Young starlings it turns out need feeding every 20 minutes!  This made the three hourly feeds for squirrels look like a stroll in the park!  To be fair, the starling didn’t, according to the information we were able to source, need feeding overnight – unlike the squirrels and the puppies.  Nonetheless, never having been into coarse fishing or the mother of a son who was, I haven’t hitherto had to live with live meal worms around the place.  I am not a fan of legless things which wriggle or squirm.  Meal worms do both.  They look like large pale brown maggots with rather harder carapaces.  To feed a young starling you need to pick up one of these creatures with tweezers, kill it by crushing its head with said tweezers, then chop it into two or three manageable bits and put those bits far enough down the throat of the bird for it to swallow; repeat; and then repeat again 20 minutes later and 20 minutes later throughout the day.  I have to confess that I was responsible for this performance for only part of one day.  My other half (who was also the one who got up most nights for squirrels and puppies) did it for two and a half before having a bright idea; how about getting the baby fostered by the sparrow family making such a noise in the roof above our kitchen door?  Our local vet thought it should work, so early one morning a ladder was put up at the side of the house and while the sparrow parents were on a food-foraging mission for their three young, we snuck in the ‘cuckoo’.  About five days later all fledged and the interloper could be seen in the garden talking ‘sparrow’ with its foster family.
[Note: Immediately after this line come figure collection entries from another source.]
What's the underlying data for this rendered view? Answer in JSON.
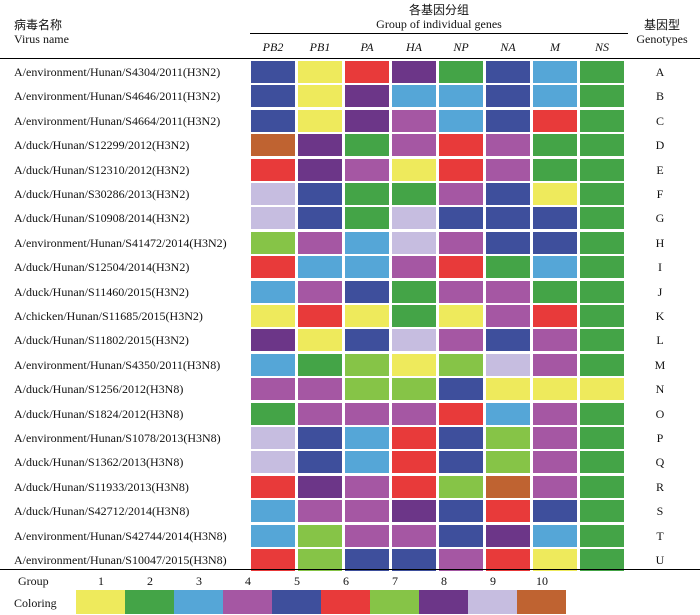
{
  "header": {
    "virus_name_zh": "病毒名称",
    "virus_name_en": "Virus name",
    "group_title_zh": "各基因分组",
    "group_title_en": "Group of individual genes",
    "genotype_zh": "基因型",
    "genotype_en": "Genotypes"
  },
  "genes": [
    "PB2",
    "PB1",
    "PA",
    "HA",
    "NP",
    "NA",
    "M",
    "NS"
  ],
  "palette": {
    "1": "#eeea5c",
    "2": "#44a447",
    "3": "#55a6d7",
    "4": "#a557a3",
    "5": "#3e4f9c",
    "6": "#e83a3a",
    "7": "#86c447",
    "8": "#6c3688",
    "9": "#c6bde0",
    "10": "#bf6331"
  },
  "rows": [
    {
      "name": "A/environment/Hunan/S4304/2011(H3N2)",
      "genotype": "A",
      "groups": [
        5,
        1,
        6,
        8,
        2,
        5,
        3,
        2
      ]
    },
    {
      "name": "A/environment/Hunan/S4646/2011(H3N2)",
      "genotype": "B",
      "groups": [
        5,
        1,
        8,
        3,
        3,
        5,
        3,
        2
      ]
    },
    {
      "name": "A/environment/Hunan/S4664/2011(H3N2)",
      "genotype": "C",
      "groups": [
        5,
        1,
        8,
        4,
        3,
        5,
        6,
        2
      ]
    },
    {
      "name": "A/duck/Hunan/S12299/2012(H3N2)",
      "genotype": "D",
      "groups": [
        10,
        8,
        2,
        4,
        6,
        4,
        2,
        2
      ]
    },
    {
      "name": "A/duck/Hunan/S12310/2012(H3N2)",
      "genotype": "E",
      "groups": [
        6,
        8,
        4,
        1,
        6,
        4,
        2,
        2
      ]
    },
    {
      "name": "A/duck/Hunan/S30286/2013(H3N2)",
      "genotype": "F",
      "groups": [
        9,
        5,
        2,
        2,
        4,
        5,
        1,
        2
      ]
    },
    {
      "name": "A/duck/Hunan/S10908/2014(H3N2)",
      "genotype": "G",
      "groups": [
        9,
        5,
        2,
        9,
        5,
        5,
        5,
        2
      ]
    },
    {
      "name": "A/environment/Hunan/S41472/2014(H3N2)",
      "genotype": "H",
      "groups": [
        7,
        4,
        3,
        9,
        4,
        5,
        5,
        2
      ]
    },
    {
      "name": "A/duck/Hunan/S12504/2014(H3N2)",
      "genotype": "I",
      "groups": [
        6,
        3,
        3,
        4,
        6,
        2,
        3,
        2
      ]
    },
    {
      "name": "A/duck/Hunan/S11460/2015(H3N2)",
      "genotype": "J",
      "groups": [
        3,
        4,
        5,
        2,
        4,
        4,
        2,
        2
      ]
    },
    {
      "name": "A/chicken/Hunan/S11685/2015(H3N2)",
      "genotype": "K",
      "groups": [
        1,
        6,
        1,
        2,
        1,
        4,
        6,
        2
      ]
    },
    {
      "name": "A/duck/Hunan/S11802/2015(H3N2)",
      "genotype": "L",
      "groups": [
        8,
        1,
        5,
        9,
        4,
        5,
        4,
        2
      ]
    },
    {
      "name": "A/environment/Hunan/S4350/2011(H3N8)",
      "genotype": "M",
      "groups": [
        3,
        2,
        7,
        1,
        7,
        9,
        4,
        2
      ]
    },
    {
      "name": "A/duck/Hunan/S1256/2012(H3N8)",
      "genotype": "N",
      "groups": [
        4,
        4,
        7,
        7,
        5,
        1,
        1,
        1
      ]
    },
    {
      "name": "A/duck/Hunan/S1824/2012(H3N8)",
      "genotype": "O",
      "groups": [
        2,
        4,
        4,
        4,
        6,
        3,
        4,
        2
      ]
    },
    {
      "name": "A/environment/Hunan/S1078/2013(H3N8)",
      "genotype": "P",
      "groups": [
        9,
        5,
        3,
        6,
        5,
        7,
        4,
        2
      ]
    },
    {
      "name": "A/duck/Hunan/S1362/2013(H3N8)",
      "genotype": "Q",
      "groups": [
        9,
        5,
        3,
        6,
        5,
        7,
        4,
        2
      ]
    },
    {
      "name": "A/duck/Hunan/S11933/2013(H3N8)",
      "genotype": "R",
      "groups": [
        6,
        8,
        4,
        6,
        7,
        10,
        4,
        2
      ]
    },
    {
      "name": "A/duck/Hunan/S42712/2014(H3N8)",
      "genotype": "S",
      "groups": [
        3,
        4,
        4,
        8,
        5,
        6,
        5,
        2
      ]
    },
    {
      "name": "A/environment/Hunan/S42744/2014(H3N8)",
      "genotype": "T",
      "groups": [
        3,
        7,
        4,
        4,
        5,
        8,
        3,
        2
      ]
    },
    {
      "name": "A/environment/Hunan/S10047/2015(H3N8)",
      "genotype": "U",
      "groups": [
        6,
        7,
        5,
        5,
        4,
        6,
        1,
        2
      ]
    }
  ],
  "legend": {
    "group_label": "Group",
    "coloring_label": "Coloring",
    "groups": [
      1,
      2,
      3,
      4,
      5,
      6,
      7,
      8,
      9,
      10
    ]
  }
}
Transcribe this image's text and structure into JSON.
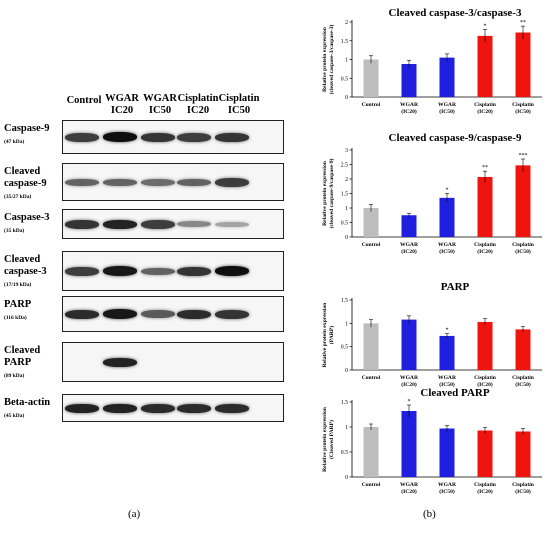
{
  "panel_a": {
    "caption": "(a)",
    "lanes": [
      "Control",
      "WGAR\nIC20",
      "WGAR\nIC50",
      "Cisplatin\nIC20",
      "Cisplatin\nIC50"
    ],
    "blots": [
      {
        "name": "Caspase-9",
        "kda": "(47 kDa)",
        "intensity": [
          0.75,
          1.0,
          0.8,
          0.75,
          0.8
        ]
      },
      {
        "name": "Cleaved\ncaspase-9",
        "kda": "(35/27 kDa)",
        "intensity": [
          0.55,
          0.55,
          0.5,
          0.55,
          0.75
        ]
      },
      {
        "name": "Caspase-3",
        "kda": "(35 kDa)",
        "intensity": [
          0.8,
          0.9,
          0.75,
          0.35,
          0.2
        ]
      },
      {
        "name": "Cleaved\ncaspase-3",
        "kda": "(17/19 kDa)",
        "intensity": [
          0.75,
          0.95,
          0.55,
          0.8,
          1.0
        ]
      },
      {
        "name": "PARP",
        "kda": "(116 kDa)",
        "intensity": [
          0.85,
          0.95,
          0.6,
          0.85,
          0.8
        ]
      },
      {
        "name": "Cleaved\nPARP",
        "kda": "(89 kDa)",
        "intensity": [
          0.0,
          0.9,
          0.0,
          0.0,
          0.0
        ]
      },
      {
        "name": "Beta-actin",
        "kda": "(45 kDa)",
        "intensity": [
          0.9,
          0.9,
          0.85,
          0.85,
          0.85
        ]
      }
    ]
  },
  "panel_b": {
    "caption": "(b)",
    "colors": {
      "control": "#bdbdbd",
      "wgar": "#1f1fe0",
      "cisplatin": "#f0140f"
    }
  },
  "chart_data": [
    {
      "type": "bar",
      "title": "Cleaved caspase-3/caspase-3",
      "ylabel": "Relative protein expression\n(cleaved caspase-3/caspase-3)",
      "categories": [
        "Control",
        "WGAR\n(IC20)",
        "WGAR\n(IC50)",
        "Cisplatin\n(IC20)",
        "Cisplatin\n(IC50)"
      ],
      "values": [
        1.0,
        0.88,
        1.05,
        1.63,
        1.72
      ],
      "errors": [
        0.1,
        0.1,
        0.1,
        0.17,
        0.17
      ],
      "significance": [
        "",
        "",
        "",
        "*",
        "**"
      ],
      "ylim": [
        0,
        2
      ],
      "yticks": [
        0,
        0.5,
        1,
        1.5,
        2
      ]
    },
    {
      "type": "bar",
      "title": "Cleaved caspase-9/caspase-9",
      "ylabel": "Relative protein expression\n(cleaved caspase-9/caspase-9)",
      "categories": [
        "Control",
        "WGAR\n(IC20)",
        "WGAR\n(IC50)",
        "Cisplatin\n(IC20)",
        "Cisplatin\n(IC50)"
      ],
      "values": [
        1.0,
        0.75,
        1.35,
        2.07,
        2.47
      ],
      "errors": [
        0.12,
        0.07,
        0.15,
        0.2,
        0.22
      ],
      "significance": [
        "",
        "",
        "*",
        "**",
        "***"
      ],
      "ylim": [
        0,
        3
      ],
      "yticks": [
        0,
        0.5,
        1,
        1.5,
        2,
        2.5,
        3
      ]
    },
    {
      "type": "bar",
      "title": "PARP",
      "ylabel": "Relative protein expression\n(PARP)",
      "categories": [
        "Control",
        "WGAR\n(IC20)",
        "WGAR\n(IC50)",
        "Cisplatin\n(IC20)",
        "Cisplatin\n(IC50)"
      ],
      "values": [
        1.0,
        1.08,
        0.73,
        1.03,
        0.87
      ],
      "errors": [
        0.08,
        0.08,
        0.05,
        0.07,
        0.06
      ],
      "significance": [
        "",
        "",
        "*",
        "",
        ""
      ],
      "ylim": [
        0,
        1.5
      ],
      "yticks": [
        0,
        0.5,
        1,
        1.5
      ]
    },
    {
      "type": "bar",
      "title": "Cleaved PARP",
      "ylabel": "Relative protein expression\n(Cleaved PARP)",
      "categories": [
        "Control",
        "WGAR\n(IC20)",
        "WGAR\n(IC50)",
        "Cisplatin\n(IC20)",
        "Cisplatin\n(IC50)"
      ],
      "values": [
        1.0,
        1.32,
        0.97,
        0.93,
        0.91
      ],
      "errors": [
        0.06,
        0.12,
        0.06,
        0.06,
        0.06
      ],
      "significance": [
        "",
        "*",
        "",
        "",
        ""
      ],
      "ylim": [
        0,
        1.5
      ],
      "yticks": [
        0,
        0.5,
        1,
        1.5
      ]
    }
  ]
}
Literally only a few days after that someone else rang up (my other half has something of a reputation in the bird and animal rescue department) to say they had found a young crow.  I groaned.  He went to collect it.  Having reared three young jackdaws some years ago, and a young crow only last year, this was, as far as he was concerned, a fairly straightforward job.  Just get rid of the louse infestation (ugh!) the poor bird had picked up, feed him some of those crawly meal worms we conveniently had around, plus some seeds, assorted nuts and berries from the store cupboard and the fridge, and with luck he should be able to fly away after a few days.  Several ‘touch and go’ days later, the cage was opened and yet another of our corvid (or do I mean Covid?) guests was on his way.  I think at least one person in this house will be catching up on lost sleep this weekend, so the chances of socially distanced revels are more than a little remote.  For those who cannot wait to get back to the pub or their favourite restaurant (if it hasn’t gone out of business), I will raise a glass from the peace and calm of my garden (with two dogs, one small puppy, no squirrels and plenty of birds – none of which I am responsible for).